As the media relations campaign raged, a lobbying effort ensued to gain Congressional support in the form of a letter demanding that Mr. Makharadze’s immunity be waived, which was an unprecedented action and a condition to trial. The letter was submitted to the U.S. State Department, then to the office of Georgian President Eduard A. Shevardnadze, who waived Mr. Makharadze’s immunity. He was subsequently tried and sentenced to 7 to 21 years in a North Carolina prison.
The coordinated public relations, grassroots campaign and lobbying effort of this case demonstrates the power of an integrated campaign to influence long-held perceptions, motivate action and, ultimately, change the course of history.
A senior Inform associate was engaged by technology giant Cisco Systems to orchestrate the launch of its new defense and space division, Cisco Defense and Space Group.
The associate quickly organized Cisco’s global PR and marketing teams to create a launch plan that would consist of multiple news interviews and conference sponsorships throughout Europe and Asia and culminate with an EU theatre employee address by CEO, John Chambers.
The results were headlines that spoke of the reluctant, if not altruistic, involvement of Cisco Systems in the defense effort of the United States following the attacks of September 11, 2001, at the request of President George W. Bush. The company was rightfully viewed as a patriotic partner in the development of intelligent communications systems that would protect U.S. civilians and troops on the ground in the Middle East.

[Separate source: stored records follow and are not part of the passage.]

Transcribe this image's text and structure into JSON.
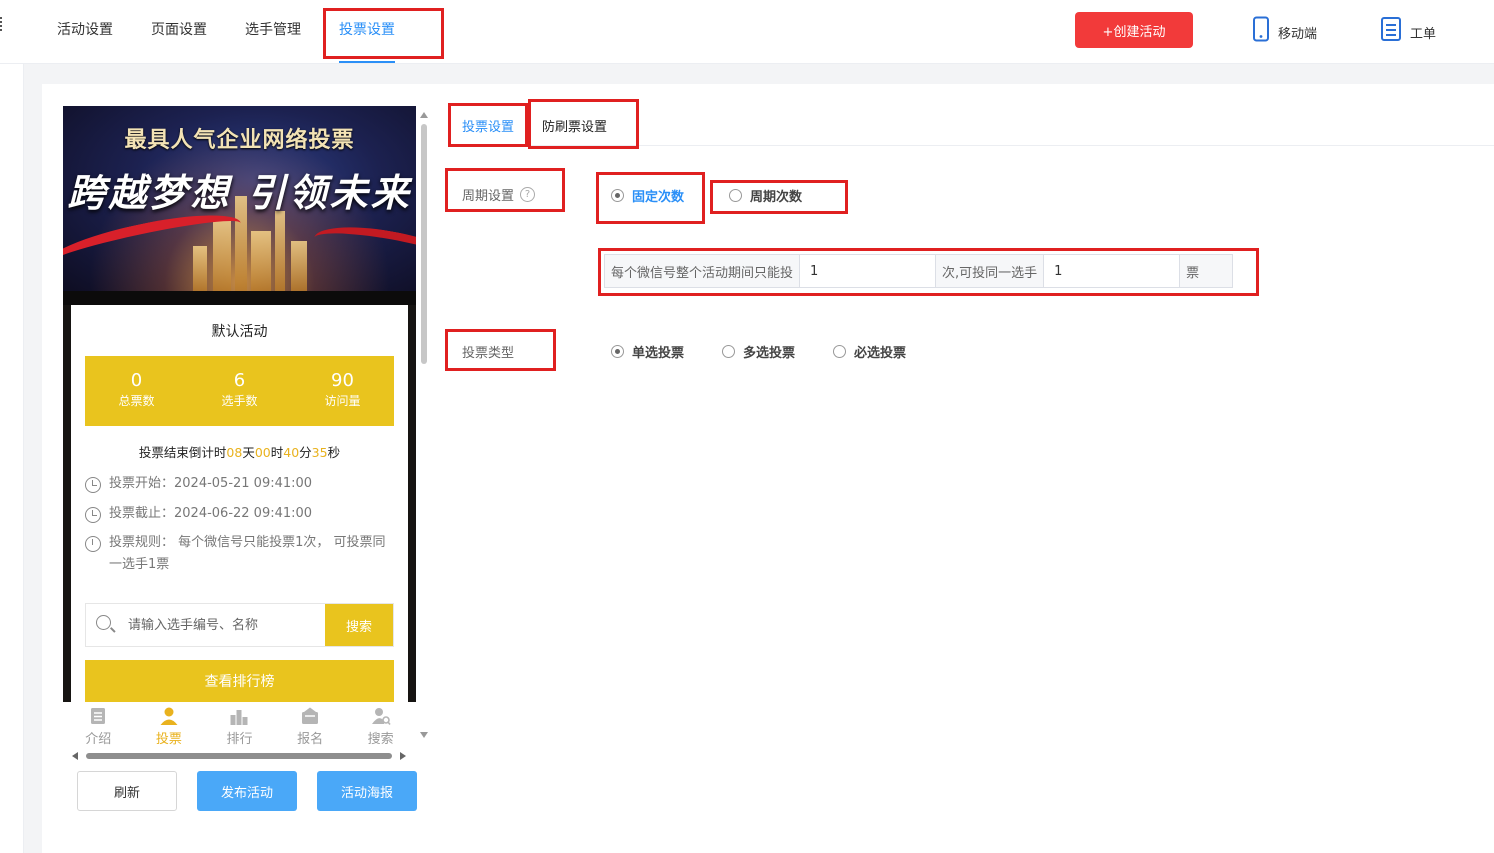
{
  "nav": {
    "items": [
      "活动设置",
      "页面设置",
      "选手管理",
      "投票设置"
    ],
    "create_label": "+创建活动",
    "mobile_label": "移动端",
    "ticket_label": "工单"
  },
  "preview": {
    "banner_title": "最具人气企业网络投票",
    "banner_slogan": "跨越梦想 引领未来",
    "activity_title": "默认活动",
    "stats": [
      {
        "value": "0",
        "label": "总票数"
      },
      {
        "value": "6",
        "label": "选手数"
      },
      {
        "value": "90",
        "label": "访问量"
      }
    ],
    "countdown": {
      "prefix": "投票结束倒计时",
      "days": "08",
      "days_unit": "天",
      "hours": "00",
      "hours_unit": "时",
      "minutes": "40",
      "minutes_unit": "分",
      "seconds": "35",
      "seconds_unit": "秒"
    },
    "vote_start": "投票开始：2024-05-21 09:41:00",
    "vote_end": "投票截止：2024-06-22 09:41:00",
    "vote_rule": "投票规则： 每个微信号只能投票1次， 可投票同一选手1票",
    "search_placeholder": "请输入选手编号、名称",
    "search_button": "搜索",
    "rank_button": "查看排行榜",
    "tabs": [
      "介绍",
      "投票",
      "排行",
      "报名",
      "搜索"
    ]
  },
  "actions": {
    "refresh": "刷新",
    "publish": "发布活动",
    "poster": "活动海报"
  },
  "form": {
    "tabs": [
      "投票设置",
      "防刷票设置"
    ],
    "cycle_label": "周期设置",
    "cycle_help": "?",
    "cycle_options": [
      "固定次数",
      "周期次数"
    ],
    "limit_prefix": "每个微信号整个活动期间只能投",
    "limit_times": "1",
    "limit_middle": "次,可投同一选手",
    "limit_votes": "1",
    "limit_suffix": "票",
    "type_label": "投票类型",
    "type_options": [
      "单选投票",
      "多选投票",
      "必选投票"
    ]
  },
  "colors": {
    "accent_blue": "#2a8ff7",
    "brand_yellow": "#e9c41e",
    "create_red": "#f23a3a",
    "highlight_red": "#e02020"
  }
}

An Inform associate was asked to join a group of U.S. business executives and a U.S. Congressional delegation to Russia to participate in the Russian Federation’s annual defense and technology convention. Among the topics addressed were technological innovation and facing the global threat of bioterrorism.
For the first time in modern history, a U.S. and former Soviet-era scientist worked together, sharing their research on the effects of the small pox agent on human beings, their individual vaccine development work and how best to engage their respective governments, encouraging cooperation.
A public and media relations campaign was developed to raise awareness of the global threat of smallpox and its sale by rogue scientists to the terrorism community. Global media was engaged, and the scientific team spoke out about the seriousness of the small pox threat and their respective and collective efforts to meet that threat through the development of a vaccine. CNN, NBC News, The New York Time, BBC, Business Week, and other international news organizations carried the story, along with interviews with the two scientists, and the issue remains a top agenda of international health and governmental organizations to this day.